TerreStar’s CTO, Dennis Matheson disagrees. He says the launch of chips from Qualcomm (s qcom) next year will enable handsets and data cards that can deliver LTE-speeds in the 2 GHz spectrum that TerreStar owns. He says that network could be deployed in 2010 and working by 2011. Harbinger Capital Partners, the hedge fund that owns a significant stake in TerreStar as well as other large spectrum holders, has been pitching this hybrid wireless network to potential investors such as Google (s GOOG).

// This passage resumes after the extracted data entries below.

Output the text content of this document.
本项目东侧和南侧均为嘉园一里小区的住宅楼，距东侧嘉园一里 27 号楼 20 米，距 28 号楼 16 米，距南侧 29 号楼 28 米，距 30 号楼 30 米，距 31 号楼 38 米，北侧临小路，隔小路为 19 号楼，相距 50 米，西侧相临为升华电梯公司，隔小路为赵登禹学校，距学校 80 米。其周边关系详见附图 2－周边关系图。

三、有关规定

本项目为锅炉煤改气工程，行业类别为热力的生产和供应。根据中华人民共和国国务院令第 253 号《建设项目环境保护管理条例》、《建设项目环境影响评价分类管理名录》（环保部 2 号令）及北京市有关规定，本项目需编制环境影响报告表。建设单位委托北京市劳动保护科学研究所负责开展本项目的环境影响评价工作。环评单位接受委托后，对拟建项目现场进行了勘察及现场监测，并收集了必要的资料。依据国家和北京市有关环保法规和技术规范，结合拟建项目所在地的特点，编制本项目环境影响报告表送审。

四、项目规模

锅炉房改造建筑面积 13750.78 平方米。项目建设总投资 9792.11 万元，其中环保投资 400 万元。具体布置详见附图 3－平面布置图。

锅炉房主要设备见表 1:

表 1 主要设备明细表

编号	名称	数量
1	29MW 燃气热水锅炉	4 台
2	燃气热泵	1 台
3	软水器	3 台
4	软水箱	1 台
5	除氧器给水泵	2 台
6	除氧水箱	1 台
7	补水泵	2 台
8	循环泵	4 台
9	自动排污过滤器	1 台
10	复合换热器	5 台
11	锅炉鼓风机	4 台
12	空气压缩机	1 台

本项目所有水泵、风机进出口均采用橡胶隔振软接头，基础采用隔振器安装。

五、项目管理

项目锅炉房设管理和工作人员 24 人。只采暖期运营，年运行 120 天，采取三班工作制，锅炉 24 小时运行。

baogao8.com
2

But that’s an uncertain project, so in the meantime, TerreStar will offer handsets to consumers and governments through a partnership with AT&T (s T). The soon-to-be-launched satellite will be able to deliver uninspiring speeds of 64 kbps down on the smaller, consumer-style handsets, while truck-mounted phones such as those used by emergency workers could receive speeds of up to 400 kbps down. Matheson says the plan is to market the phones as providing more extensive coverage than cellular, and as a fail-safe in the event of disaster. Given the speeds and the fact that satellite phones offer better coverage primarily in uninhabited, rural areas, but not underground or inside buildings, where most consumers experience dropped calls, I think the consumer opportunity is pretty small.
So if no one buys into the ATC efforts, TerreStar may be reliving rather than reinventing the failed satellite model of 15 years ago.